Posted by: Fran Ontanaya Feb 20 2009, 03:04 PM

And Rosetta.

BepiColombo has to be designed for an high radiation enviroment too.

Posted by: Stephen Feb 23 2009, 02:22 AM

QUOTE (K-P @ Feb 19 2009, 08:26 PM) *
emmm..... Huygens...?
emmm..... Ulysses...?

That word "sent" was rather loosely used, but it was meant in the sensed of "launched". Huygens piggy-backed on what is mainly a NASA probe (Cassini) launched by a NASA rocket. If that counts as an ESA "sent" mission, then by that yardstick the British have "sent" a mission to Mars: the ill-fated Beagle 2, which piggy-backed a ride on Mars Express!

As for Ulysses, that is also basically a NASA mission with some ESA participation launched by a NASA launch vehicle (the shuttle). If Ulysses is going to be counted as an ESA "sent" mission then I guess it'd be only fair to count Cassini as an Italian "sent" one, since their space agency had participation separate from the ESA's in Cassini.

I concede the point about Rosetta though.

======
Stephen

Posted by: tedstryk Feb 23 2009, 02:36 AM

QUOTE (Stephen @ Feb 23 2009, 02:22 AM) *
As for Ulysses, that is also basically a NASA mission with some ESA participation launched by a NASA launch vehicle (the shuttle).
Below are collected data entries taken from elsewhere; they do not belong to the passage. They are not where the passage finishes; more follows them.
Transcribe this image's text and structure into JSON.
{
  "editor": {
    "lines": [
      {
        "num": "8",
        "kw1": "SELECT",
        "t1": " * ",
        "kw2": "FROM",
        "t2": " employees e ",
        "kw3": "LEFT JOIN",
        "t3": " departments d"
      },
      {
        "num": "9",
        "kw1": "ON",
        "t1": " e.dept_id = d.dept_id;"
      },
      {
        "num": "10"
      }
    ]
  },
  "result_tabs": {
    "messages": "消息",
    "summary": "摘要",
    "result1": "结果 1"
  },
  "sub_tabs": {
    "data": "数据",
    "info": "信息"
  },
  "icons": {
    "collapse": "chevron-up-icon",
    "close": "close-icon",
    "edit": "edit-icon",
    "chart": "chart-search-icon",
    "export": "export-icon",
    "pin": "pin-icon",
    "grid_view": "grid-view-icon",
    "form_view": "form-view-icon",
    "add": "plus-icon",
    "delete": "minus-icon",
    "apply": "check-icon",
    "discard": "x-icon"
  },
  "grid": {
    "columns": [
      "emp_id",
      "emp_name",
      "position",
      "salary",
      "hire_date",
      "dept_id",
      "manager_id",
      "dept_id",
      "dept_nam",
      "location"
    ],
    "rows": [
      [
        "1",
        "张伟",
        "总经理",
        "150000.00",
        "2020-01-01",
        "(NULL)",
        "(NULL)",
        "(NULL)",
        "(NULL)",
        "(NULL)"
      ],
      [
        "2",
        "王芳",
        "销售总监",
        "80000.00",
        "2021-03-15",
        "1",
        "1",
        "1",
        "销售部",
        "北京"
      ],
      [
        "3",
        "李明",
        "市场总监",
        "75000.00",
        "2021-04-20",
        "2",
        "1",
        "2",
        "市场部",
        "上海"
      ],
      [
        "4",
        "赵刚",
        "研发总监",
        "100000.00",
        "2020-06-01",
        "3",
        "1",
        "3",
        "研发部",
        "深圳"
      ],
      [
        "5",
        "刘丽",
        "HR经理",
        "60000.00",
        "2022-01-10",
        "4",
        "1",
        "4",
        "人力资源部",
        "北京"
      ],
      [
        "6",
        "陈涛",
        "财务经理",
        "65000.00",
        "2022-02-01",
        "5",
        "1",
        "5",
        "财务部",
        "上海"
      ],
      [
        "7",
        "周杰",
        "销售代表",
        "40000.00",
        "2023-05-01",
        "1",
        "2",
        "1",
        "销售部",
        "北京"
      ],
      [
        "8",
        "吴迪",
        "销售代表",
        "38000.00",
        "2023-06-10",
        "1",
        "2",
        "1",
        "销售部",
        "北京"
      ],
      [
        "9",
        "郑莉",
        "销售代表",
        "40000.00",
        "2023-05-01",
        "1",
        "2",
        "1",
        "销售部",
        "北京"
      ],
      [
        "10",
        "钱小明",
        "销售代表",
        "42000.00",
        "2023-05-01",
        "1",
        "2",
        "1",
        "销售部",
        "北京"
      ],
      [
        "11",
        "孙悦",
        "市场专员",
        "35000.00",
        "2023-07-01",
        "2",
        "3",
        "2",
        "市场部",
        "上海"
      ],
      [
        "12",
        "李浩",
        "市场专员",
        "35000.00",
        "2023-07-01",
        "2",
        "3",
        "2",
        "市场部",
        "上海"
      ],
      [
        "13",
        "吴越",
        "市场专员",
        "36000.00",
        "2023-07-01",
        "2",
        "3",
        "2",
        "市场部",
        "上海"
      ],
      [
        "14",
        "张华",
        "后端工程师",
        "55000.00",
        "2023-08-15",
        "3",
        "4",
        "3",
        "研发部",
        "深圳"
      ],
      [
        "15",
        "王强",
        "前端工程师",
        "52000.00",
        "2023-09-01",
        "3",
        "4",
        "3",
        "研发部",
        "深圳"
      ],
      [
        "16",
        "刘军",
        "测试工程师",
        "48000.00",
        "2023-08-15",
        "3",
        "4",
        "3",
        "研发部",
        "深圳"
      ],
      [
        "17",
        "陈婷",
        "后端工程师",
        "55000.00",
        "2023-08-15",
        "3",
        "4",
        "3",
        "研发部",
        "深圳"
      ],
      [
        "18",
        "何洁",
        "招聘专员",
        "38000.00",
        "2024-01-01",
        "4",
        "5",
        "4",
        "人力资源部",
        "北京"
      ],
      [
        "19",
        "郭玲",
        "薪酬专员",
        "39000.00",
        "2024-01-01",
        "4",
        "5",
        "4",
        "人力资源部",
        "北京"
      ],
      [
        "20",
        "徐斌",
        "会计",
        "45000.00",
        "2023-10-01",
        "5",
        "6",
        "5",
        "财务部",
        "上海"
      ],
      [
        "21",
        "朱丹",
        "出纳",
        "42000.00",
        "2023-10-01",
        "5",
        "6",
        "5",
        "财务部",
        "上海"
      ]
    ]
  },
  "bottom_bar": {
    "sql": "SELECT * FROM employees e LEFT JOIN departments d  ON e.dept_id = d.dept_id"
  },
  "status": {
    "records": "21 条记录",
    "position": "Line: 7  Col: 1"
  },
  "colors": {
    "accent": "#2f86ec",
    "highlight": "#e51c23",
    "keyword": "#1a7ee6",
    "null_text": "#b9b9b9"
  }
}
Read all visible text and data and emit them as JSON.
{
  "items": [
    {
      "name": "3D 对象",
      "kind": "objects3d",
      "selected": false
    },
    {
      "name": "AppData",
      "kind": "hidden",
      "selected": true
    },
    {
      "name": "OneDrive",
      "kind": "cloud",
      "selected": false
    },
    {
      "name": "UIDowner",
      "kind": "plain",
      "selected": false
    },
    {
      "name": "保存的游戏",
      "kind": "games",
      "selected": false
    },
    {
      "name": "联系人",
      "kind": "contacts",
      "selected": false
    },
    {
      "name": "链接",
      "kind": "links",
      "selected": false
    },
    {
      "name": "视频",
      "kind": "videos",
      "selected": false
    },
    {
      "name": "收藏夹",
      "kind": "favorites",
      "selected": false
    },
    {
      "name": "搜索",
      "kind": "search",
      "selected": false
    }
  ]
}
If Ulysses is going to be counted as an ESA "sent" mission then I guess it'd be only fair to count Cassini as an Italian "sent" one, since their space agency had participation separate from the ESA's in Cassini.


Huh? Other than NASA providing the RTGs and a few instruments, ESA built Ulysses. Your snarky comment comparing ESA's involvement to Italian involvement in the Cassini mission is simply ignorant.